Archivio mensile:dicembre 2012

Asili nido, l’appello dei genitori «Preserviamo questo patrimonio»

Sei proposte chiare, sei punti da cui ripartire per mantenere e valorizzare gli asili nido comunali.
É la proposta dei genitori membri dei comitati di gestione delle 9 strutture tarantine, alla vigilia di un importante anniversario: i 30 anni dall’apertura avvenuta nel 1982, facendo di Taranto una delle poche città del Sud dotate di questi servizi. Una ricorrenza che sarà “celebrata” nei prossimi giorni con una serie di iniziative tesa a dare informazione e per riflettere sullo stato dell’arte del settore. Peraltro il 2 dicembre ricorre anche il 41esimo anniversario della legge 1044/71, istitutiva degli asili nido comunali come diritto alla formazione dei bambini sin dalla nascita e delle famiglie ad essere sostenute per conciliare i tempi del lavoro con quelli necessari per la crescita dei piccoli.
L’anno scolastico, però, nella nostra città si è aperto sotto pessimi auspici: uno dei 9 asili nido comunali, il Baby Club, ha dovuto chiudere i battenti (anche se temporaneamente), privando la città, e soprattutto i bambini, di un servizio di qualità, da sempre amato ed apprezzato dalle famiglie.
Il valore di queste istituzioni è ben chiaro a chiunque abbia avuto la fortuna di conoscerle da vicino: gli asili nido comunali sono stati concepiti per favorire la crescita cognitiva e relazionale dei bambini assicurando il loro benessere psicologico e fisico in un clima di continuità e collaborazione con le famiglie. Le politiche comunitarie vorrebbero gli asili nido capaci di accogliere almeno il 33% dei bambini tra i tre mesi e i tre anni di età, ma purtroppo siamo ben lontani da quell’obiettivo: in Italia come a Taranto.
Ecco perché i genitori hanno deciso di indicare una via, una serie di tappe per rafforzare e rilanciare un servizio di cui si dicono orgogliosi.
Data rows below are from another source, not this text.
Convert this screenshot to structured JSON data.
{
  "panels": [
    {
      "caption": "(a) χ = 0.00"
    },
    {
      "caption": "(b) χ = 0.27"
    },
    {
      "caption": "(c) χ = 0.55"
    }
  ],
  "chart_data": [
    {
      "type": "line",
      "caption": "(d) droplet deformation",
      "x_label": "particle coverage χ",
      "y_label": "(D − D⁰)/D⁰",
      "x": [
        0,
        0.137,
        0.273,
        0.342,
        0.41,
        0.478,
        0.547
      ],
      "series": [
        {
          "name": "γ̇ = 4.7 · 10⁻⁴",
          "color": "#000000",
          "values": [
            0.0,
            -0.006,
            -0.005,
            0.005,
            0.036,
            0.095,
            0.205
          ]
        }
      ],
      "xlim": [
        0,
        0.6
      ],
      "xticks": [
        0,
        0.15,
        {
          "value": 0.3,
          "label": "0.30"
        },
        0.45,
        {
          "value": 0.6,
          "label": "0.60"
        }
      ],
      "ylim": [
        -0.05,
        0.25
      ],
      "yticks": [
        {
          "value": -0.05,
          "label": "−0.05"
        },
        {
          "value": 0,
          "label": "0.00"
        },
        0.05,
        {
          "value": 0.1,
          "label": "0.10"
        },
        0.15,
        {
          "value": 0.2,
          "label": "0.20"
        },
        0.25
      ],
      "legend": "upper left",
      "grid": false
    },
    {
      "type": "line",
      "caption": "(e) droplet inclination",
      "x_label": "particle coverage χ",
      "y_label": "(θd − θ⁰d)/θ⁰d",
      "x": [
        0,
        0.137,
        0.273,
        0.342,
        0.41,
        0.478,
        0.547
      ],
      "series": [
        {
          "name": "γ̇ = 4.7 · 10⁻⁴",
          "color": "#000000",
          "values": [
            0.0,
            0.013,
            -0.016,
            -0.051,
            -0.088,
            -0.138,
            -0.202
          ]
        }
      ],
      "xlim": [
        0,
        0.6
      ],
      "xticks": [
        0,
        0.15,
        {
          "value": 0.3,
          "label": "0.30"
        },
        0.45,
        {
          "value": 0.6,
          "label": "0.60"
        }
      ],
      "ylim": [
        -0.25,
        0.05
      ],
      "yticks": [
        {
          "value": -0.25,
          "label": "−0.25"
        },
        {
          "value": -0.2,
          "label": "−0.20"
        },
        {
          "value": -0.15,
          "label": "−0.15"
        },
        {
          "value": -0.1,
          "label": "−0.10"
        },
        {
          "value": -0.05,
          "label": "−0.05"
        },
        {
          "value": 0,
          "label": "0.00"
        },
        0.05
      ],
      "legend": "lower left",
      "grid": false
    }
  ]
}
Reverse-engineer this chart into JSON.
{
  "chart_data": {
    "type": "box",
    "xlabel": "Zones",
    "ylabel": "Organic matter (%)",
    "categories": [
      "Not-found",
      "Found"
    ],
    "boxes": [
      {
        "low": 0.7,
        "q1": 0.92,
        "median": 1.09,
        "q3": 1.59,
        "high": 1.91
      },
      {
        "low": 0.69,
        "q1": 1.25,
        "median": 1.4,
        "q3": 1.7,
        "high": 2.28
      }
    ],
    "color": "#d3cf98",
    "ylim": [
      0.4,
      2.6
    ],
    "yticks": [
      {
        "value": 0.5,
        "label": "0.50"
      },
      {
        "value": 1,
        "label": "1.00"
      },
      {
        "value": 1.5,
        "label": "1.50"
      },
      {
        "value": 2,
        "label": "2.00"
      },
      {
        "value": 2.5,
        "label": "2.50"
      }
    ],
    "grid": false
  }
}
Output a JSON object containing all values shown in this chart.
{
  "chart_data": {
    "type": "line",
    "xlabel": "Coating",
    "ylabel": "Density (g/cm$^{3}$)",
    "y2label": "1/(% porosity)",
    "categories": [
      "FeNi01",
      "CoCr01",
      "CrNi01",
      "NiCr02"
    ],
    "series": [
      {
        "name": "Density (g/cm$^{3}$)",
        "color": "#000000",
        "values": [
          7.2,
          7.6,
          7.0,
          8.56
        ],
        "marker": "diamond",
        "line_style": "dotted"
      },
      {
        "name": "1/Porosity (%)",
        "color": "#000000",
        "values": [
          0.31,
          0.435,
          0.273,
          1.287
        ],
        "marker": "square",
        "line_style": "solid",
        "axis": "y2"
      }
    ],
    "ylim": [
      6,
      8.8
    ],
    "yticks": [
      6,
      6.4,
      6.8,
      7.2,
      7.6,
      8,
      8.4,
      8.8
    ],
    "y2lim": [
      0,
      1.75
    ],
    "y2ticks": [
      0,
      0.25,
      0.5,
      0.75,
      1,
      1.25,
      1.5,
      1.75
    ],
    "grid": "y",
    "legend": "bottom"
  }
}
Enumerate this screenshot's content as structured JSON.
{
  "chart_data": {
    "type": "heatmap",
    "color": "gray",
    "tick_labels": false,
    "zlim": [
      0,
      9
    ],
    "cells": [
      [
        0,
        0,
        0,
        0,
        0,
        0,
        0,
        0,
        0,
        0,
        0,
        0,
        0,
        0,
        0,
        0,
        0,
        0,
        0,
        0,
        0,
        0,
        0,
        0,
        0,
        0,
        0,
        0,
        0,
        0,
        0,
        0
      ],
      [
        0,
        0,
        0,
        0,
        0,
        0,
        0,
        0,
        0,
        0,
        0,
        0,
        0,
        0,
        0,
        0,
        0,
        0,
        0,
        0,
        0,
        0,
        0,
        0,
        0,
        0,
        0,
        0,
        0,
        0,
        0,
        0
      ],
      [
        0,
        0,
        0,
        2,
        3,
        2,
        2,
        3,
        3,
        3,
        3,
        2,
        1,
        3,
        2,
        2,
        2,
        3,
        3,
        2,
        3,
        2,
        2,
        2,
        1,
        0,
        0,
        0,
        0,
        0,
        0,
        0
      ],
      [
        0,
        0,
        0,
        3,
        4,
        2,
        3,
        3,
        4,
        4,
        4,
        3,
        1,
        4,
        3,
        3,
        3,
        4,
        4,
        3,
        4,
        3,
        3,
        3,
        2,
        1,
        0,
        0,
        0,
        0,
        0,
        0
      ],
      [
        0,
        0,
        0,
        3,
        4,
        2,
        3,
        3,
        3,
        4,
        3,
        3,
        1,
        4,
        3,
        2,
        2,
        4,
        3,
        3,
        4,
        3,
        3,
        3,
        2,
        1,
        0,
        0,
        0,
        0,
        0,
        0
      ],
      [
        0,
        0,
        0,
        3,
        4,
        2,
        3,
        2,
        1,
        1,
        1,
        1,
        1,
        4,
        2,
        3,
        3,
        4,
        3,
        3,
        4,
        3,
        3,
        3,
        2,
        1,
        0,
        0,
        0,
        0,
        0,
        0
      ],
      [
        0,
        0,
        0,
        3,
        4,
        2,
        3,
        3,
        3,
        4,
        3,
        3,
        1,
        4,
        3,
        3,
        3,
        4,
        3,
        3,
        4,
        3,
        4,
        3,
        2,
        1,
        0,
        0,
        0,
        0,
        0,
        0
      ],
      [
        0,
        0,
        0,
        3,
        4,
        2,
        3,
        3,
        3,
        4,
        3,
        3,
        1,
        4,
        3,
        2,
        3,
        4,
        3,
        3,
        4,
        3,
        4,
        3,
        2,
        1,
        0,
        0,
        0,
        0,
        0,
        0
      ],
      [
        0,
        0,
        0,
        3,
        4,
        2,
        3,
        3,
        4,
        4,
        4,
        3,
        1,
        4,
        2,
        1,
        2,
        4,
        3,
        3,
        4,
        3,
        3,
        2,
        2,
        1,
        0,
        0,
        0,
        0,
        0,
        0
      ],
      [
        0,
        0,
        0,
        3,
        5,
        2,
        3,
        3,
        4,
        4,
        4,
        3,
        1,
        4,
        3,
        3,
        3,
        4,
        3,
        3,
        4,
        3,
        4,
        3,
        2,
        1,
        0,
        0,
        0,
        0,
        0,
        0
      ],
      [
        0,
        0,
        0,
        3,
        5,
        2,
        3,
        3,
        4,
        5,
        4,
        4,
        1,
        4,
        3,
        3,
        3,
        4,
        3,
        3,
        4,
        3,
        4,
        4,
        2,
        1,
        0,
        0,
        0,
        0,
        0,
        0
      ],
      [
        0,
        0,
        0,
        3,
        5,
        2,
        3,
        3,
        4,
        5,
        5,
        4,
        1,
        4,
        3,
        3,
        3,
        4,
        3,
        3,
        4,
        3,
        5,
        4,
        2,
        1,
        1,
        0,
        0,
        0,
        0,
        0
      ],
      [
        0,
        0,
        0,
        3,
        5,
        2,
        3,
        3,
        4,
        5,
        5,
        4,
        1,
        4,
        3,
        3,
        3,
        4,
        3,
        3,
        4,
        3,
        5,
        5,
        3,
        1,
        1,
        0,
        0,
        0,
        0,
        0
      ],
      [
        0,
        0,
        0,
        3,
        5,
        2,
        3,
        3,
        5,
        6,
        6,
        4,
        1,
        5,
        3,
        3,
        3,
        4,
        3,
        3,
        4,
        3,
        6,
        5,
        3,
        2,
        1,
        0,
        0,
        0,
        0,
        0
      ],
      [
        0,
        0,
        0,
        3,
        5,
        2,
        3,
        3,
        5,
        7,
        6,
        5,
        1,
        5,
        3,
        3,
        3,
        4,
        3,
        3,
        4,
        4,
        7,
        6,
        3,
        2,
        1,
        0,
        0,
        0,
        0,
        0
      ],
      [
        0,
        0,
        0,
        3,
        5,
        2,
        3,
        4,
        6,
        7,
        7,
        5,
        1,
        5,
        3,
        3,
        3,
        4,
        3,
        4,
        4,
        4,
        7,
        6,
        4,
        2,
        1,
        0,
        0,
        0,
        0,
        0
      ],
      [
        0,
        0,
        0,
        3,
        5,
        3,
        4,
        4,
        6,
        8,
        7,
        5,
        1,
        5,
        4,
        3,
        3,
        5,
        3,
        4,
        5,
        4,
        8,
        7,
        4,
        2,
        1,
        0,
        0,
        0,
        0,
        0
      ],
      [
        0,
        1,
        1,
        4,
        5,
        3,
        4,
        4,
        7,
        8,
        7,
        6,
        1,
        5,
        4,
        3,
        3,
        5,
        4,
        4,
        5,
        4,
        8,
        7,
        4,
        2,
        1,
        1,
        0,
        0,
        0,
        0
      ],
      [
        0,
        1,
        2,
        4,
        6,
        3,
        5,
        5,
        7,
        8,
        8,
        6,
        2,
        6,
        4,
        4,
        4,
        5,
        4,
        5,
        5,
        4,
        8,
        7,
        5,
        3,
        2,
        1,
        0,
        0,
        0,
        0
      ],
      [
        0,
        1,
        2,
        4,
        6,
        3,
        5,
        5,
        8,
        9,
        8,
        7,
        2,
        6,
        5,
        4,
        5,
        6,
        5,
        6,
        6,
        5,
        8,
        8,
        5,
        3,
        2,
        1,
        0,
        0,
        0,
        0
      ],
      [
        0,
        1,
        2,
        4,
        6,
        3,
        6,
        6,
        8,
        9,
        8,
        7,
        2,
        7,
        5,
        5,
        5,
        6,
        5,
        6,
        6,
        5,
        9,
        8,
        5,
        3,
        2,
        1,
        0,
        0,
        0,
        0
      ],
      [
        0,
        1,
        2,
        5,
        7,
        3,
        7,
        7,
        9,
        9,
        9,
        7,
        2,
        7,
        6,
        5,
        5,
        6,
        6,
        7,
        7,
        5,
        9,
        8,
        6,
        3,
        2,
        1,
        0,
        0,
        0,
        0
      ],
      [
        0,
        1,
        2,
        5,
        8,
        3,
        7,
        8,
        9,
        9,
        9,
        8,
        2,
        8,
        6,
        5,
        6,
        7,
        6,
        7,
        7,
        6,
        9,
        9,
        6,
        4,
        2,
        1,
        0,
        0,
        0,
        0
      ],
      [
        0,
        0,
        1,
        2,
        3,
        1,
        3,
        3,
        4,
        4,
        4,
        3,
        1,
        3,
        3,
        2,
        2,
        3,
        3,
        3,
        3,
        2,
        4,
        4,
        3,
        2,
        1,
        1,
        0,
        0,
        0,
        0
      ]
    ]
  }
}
E la prima di queste consiste proprio nell’attuazione di vere politiche per l’infanzia, che attuino le linee di principio evitando ad esempio chiusure come quelle del Baby Club o ciò che sta per accadere allo Zero Tre, dove la cuoca andrà in pensione lasciando il posto vacante.
La seconda tappa consiste nel consolidamento del progetto pedagogico degli asili, che inevitabilmente prevede la realizzazione di una “Carta dei servizi 0-3”, terza tappa del percorso, una rivoluzione culturale nel rapporto tra strutture e cittadinanza, un decalogo cui ispirarsi per qualsiasi servizio che tocchi la fascia di età tra 0 e 3 anni, che negli asili si declina come documento di presentazione e impegno verso le famiglie. Tappa propedeutica, questa, alla quarta che introduce l’utilizzo di strumenti di comunicazione avanzata come il web per la promozione degli asili.
Le ultime due tappe, infine, definiscono al meglio il rilancio delle strutture: la quinta propone sperimentazioni per ampliare l’offerta formativa delle strutture, la sesta un messaggio diretto alle istituzioni affinché facciano di Taranto una città più a misura di bambino.